Chapter 8 Conversion Methods
Contents
Chapter 8 Conversion Methods¶
import pandas as pd
import numpy as np
url = 'https://github.com/mattharrison/datasets/raw/master/data/vehicles.csv.zip'
df = pd.read_csv(url, usecols = ['city08', 'fuelType1'])
city_mpg1 = df.city08
fuel_type1 = df.fuelType1
Exercise 1¶
Convert a numeric column to a smaller data type
city_mpg1.dtype
dtype('int64')
city_mpg2 = city_mpg1.astype('int16')
city_mpg2.dtype
dtype('int16')
Exercise 2¶
Calculate the memory savings by converting to a smaller numeric types.
mem_delta_cty_mpg = city_mpg2.memory_usage(deep=True) - city_mpg1.memory_usage(deep=True)
print('By converting the data type of the `city_mpg1` series we have successfully altered the amount of memory required to store this infomration by {} bytes.'.format(mem_delta_cty_mpg))
By converting the data type of the `city_mpg1` series we have successfully altered the amount of memory required to store this infomration by -246864 bytes.
Exercise 3¶
Convert a string column into a categorical type
fuel_type1.dtype
dtype('O')
fuel_type2 = fuel_type1.astype('category')
fuel_type2.dtype
CategoricalDtype(categories=['Diesel', 'Electricity', 'Midgrade Gasoline', 'Natural Gas',
'Premium Gasoline', 'Regular Gasoline'],
, ordered=False)
Exercise 4¶
Calculate the memory savings by converting to a categorical type.
mem_delta_cty_mpg = fuel_type2.memory_usage(deep=True) - fuel_type1.memory_usage(deep=True)

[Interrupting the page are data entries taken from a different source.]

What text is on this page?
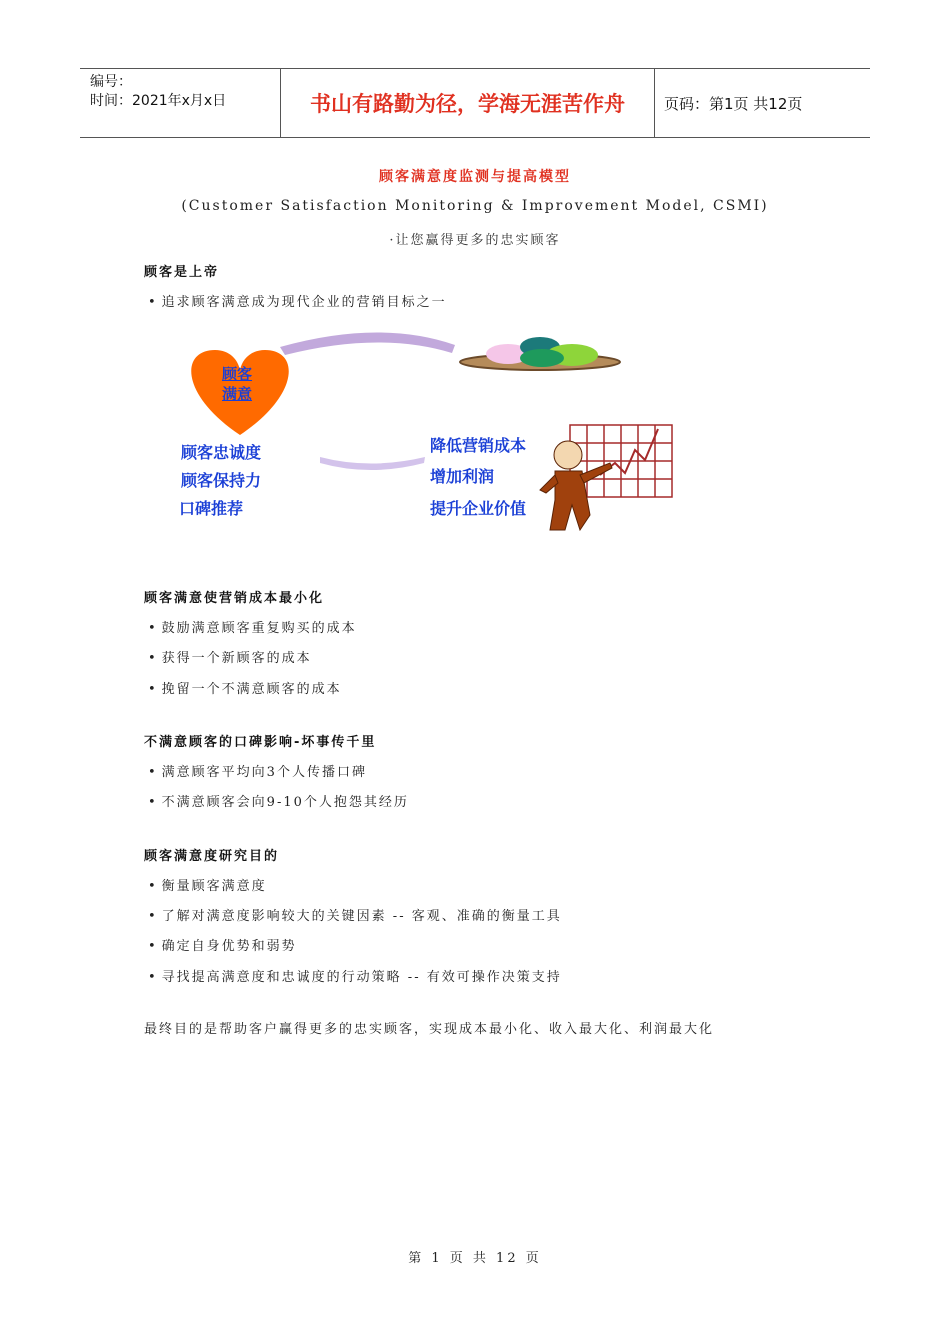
编号：
时间：2021年x月x日	书山有路勤为径，学海无涯苦作舟	页码：第1页 共12页
顾客满意度监测与提高模型
(Customer Satisfaction Monitoring & Improvement Model, CSMI)
·让您赢得更多的忠实顾客
顾客是上帝
• 追求顾客满意成为现代企业的营销目标之一
顾客
满意
顾客忠诚度
顾客保持力
口碑推荐
降低营销成本
增加利润
提升企业价值
顾客满意使营销成本最小化
• 鼓励满意顾客重复购买的成本
• 获得一个新顾客的成本
• 挽留一个不满意顾客的成本
不满意顾客的口碑影响-坏事传千里
• 满意顾客平均向3个人传播口碑
• 不满意顾客会向9-10个人抱怨其经历
顾客满意度研究目的
• 衡量顾客满意度
• 了解对满意度影响较大的关键因素 -- 客观、准确的衡量工具
• 确定自身优势和弱势
• 寻找提高满意度和忠诚度的行动策略 -- 有效可操作决策支持
最终目的是帮助客户赢得更多的忠实顾客，实现成本最小化、收入最大化、利润最大化
第 1 页 共 12 页
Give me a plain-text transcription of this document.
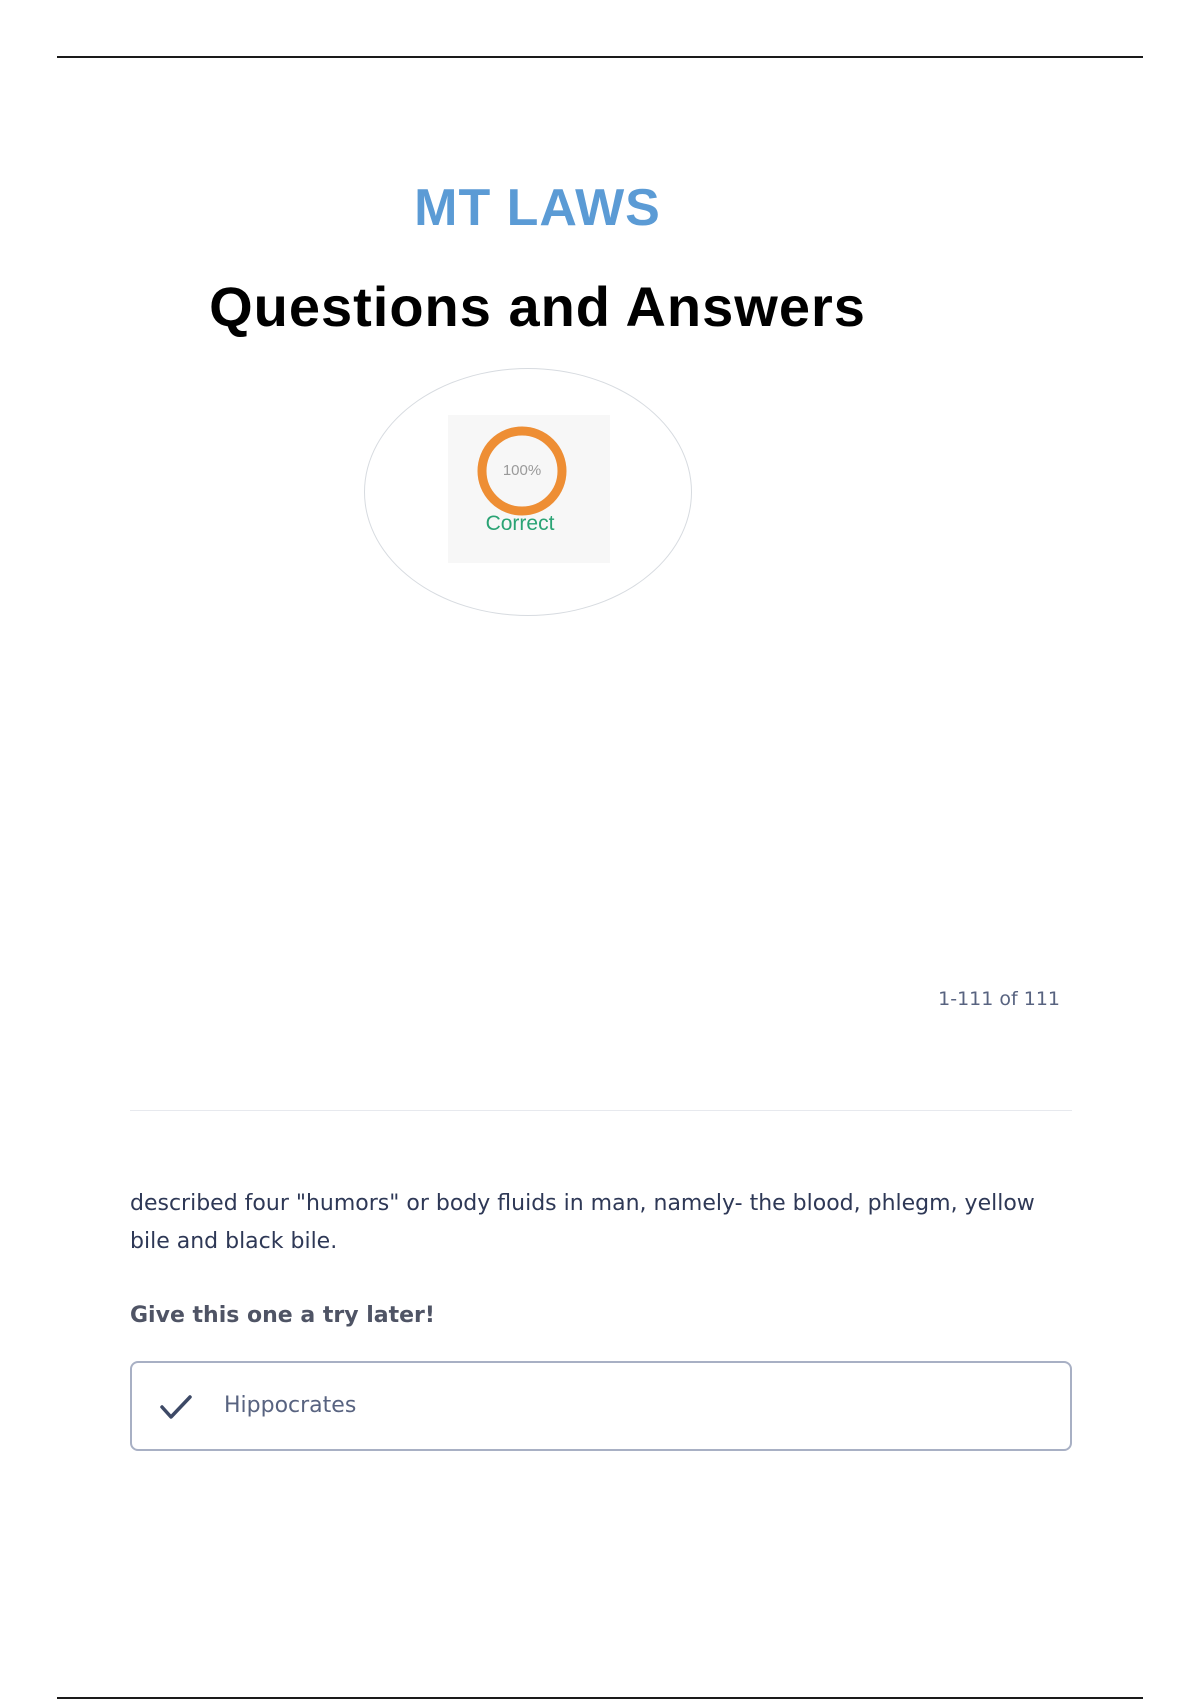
MT LAWS
Questions and Answers
100%
Correct
1-111 of 111
described four "humors" or body fluids in man, namely- the blood, phlegm, yellow bile and black bile.
Give this one a try later!
Hippocrates
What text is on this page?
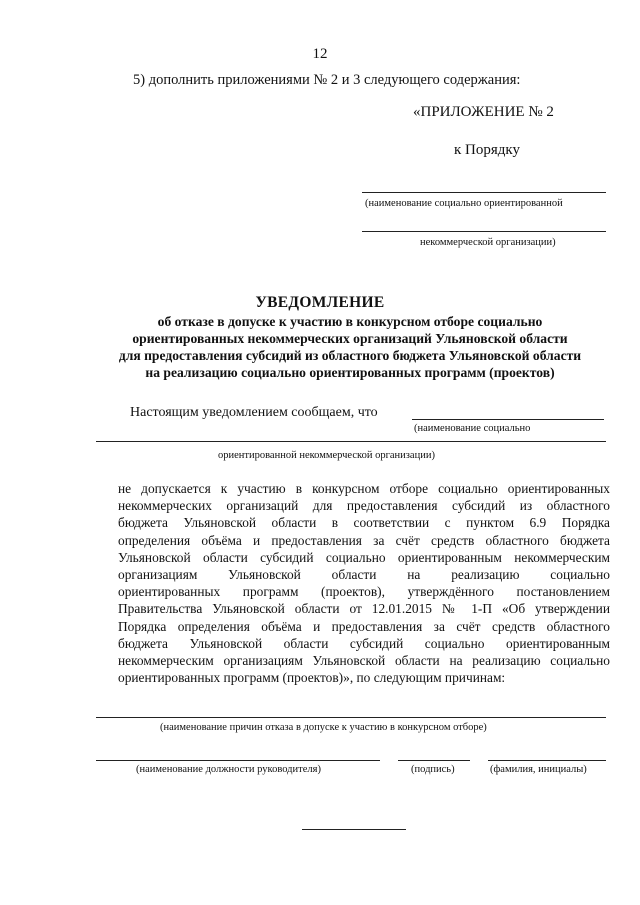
12
5) дополнить приложениями № 2 и 3 следующего содержания:
«ПРИЛОЖЕНИЕ № 2
к Порядку
(наименование социально ориентированной
некоммерческой организации)
УВЕДОМЛЕНИЕ
об отказе в допуске к участию в конкурсном отборе социально
ориентированных некоммерческих организаций Ульяновской области
для предоставления субсидий из областного бюджета Ульяновской области
на реализацию социально ориентированных программ (проектов)
Настоящим уведомлением сообщаем, что
(наименование социально
ориентированной некоммерческой организации)
не допускается к участию в конкурсном отборе социально ориентированных
некоммерческих организаций для предоставления субсидий из областного
бюджета Ульяновской области в соответствии с пунктом 6.9 Порядка
определения объёма и предоставления за счёт средств областного бюджета
Ульяновской области субсидий социально ориентированным некоммерческим
организациям Ульяновской области на реализацию социально
ориентированных программ (проектов), утверждённого постановлением
Правительства Ульяновской области от 12.01.2015 № 1-П «Об утверждении
Порядка определения объёма и предоставления за счёт средств областного
бюджета Ульяновской области субсидий социально ориентированным
некоммерческим организациям Ульяновской области на реализацию социально
ориентированных программ (проектов)», по следующим причинам:
(наименование причин отказа в допуске к участию в конкурсном отборе)
(наименование должности руководителя)	(подпись)	(фамилия, инициалы)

print('By converting the data type of the `fuel_type1` series we have successfully altered the amount of memory required to store this infomration by {} bytes.'.format(mem_delta_cty_mpg))
By converting the data type of the `fuel_type1` series we have successfully altered the amount of memory required to store this infomration by -2948768 bytes.